En RDC voisine, au cours du seul premier trimestre 2021, ce sont plus de 3.400 violations qui ont été recensées l’encontre des enfants, telles que le recrutement dans des groupes armés, les enlèvements et les meurtres. Cela représente 64% du nombre total de violations vérifiées pour toute l’année 2020.
La région est au bord de la « catastrophe »
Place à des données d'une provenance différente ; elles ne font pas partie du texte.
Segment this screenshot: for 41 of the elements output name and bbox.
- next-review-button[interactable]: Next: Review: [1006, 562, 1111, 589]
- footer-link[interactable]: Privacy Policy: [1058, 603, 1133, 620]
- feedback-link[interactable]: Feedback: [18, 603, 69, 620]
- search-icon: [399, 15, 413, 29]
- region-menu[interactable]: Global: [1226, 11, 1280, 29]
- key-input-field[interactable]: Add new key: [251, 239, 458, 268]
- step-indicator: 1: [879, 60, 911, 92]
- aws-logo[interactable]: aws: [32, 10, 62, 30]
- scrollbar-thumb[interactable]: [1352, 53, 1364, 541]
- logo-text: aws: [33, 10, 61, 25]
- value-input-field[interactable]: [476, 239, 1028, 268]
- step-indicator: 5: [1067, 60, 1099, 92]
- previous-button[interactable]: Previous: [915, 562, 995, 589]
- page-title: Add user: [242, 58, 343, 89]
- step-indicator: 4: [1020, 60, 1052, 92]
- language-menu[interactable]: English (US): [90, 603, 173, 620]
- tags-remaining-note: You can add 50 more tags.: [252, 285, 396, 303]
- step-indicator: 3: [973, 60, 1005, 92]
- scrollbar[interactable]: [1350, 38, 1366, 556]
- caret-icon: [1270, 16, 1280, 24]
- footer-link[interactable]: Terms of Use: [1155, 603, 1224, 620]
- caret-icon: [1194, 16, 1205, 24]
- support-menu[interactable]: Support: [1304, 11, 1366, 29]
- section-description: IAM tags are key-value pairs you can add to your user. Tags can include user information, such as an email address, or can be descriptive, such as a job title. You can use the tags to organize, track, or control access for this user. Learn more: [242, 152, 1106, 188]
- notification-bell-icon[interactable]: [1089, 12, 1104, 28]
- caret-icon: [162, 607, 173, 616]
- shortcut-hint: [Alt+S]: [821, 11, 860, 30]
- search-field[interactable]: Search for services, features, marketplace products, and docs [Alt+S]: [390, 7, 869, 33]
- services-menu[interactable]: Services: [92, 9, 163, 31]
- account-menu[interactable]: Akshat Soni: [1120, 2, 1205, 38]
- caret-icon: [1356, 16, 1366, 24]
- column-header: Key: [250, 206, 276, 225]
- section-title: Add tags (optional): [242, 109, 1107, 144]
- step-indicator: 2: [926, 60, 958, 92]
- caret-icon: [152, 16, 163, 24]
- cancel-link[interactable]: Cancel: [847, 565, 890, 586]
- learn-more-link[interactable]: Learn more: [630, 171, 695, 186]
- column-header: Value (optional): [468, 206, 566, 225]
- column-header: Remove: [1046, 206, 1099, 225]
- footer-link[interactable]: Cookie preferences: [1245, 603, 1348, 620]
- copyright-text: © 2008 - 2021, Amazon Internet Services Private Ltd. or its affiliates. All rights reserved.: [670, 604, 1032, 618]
Face à ce sombre tableau, l’UNICEF note que les enfants qui vivent dans ces zones ont besoin d’une action concertée pour pouvoir vivre en toute sécurité, aller à l’école ou chercher de l’eau sans craindre d’être attaqués ou enlevés à leur famille. « Cela commence par les groupes armés non étatiques et toutes les parties au conflit qui commettent des violations des droits de l’enfant », a indiqué Mme Fore.
Selon l’agence onusienne, des différentes parties ont l’obligation morale et juridique de cesser immédiatement les attaques contre les civils, et de respecter et protéger les civils et les biens civils pendant toute opération militaire. De son côté, « la communauté internationale a également un rôle important à jouer ».
Il s’agit pour les pays donateurs d’augmenter leurs contributions afin que l’UNICEF puisse étendre son travail pour réduire les vulnérabilités des enfants et augmenter leur résilience pour les mettre à l’abri du danger. « Tous les efforts doivent être faits pour inverser la spirale de la crise de protection des enfants alors que la région est au bord de la catastrophe », a conclu la cheffe de l’UNICEF.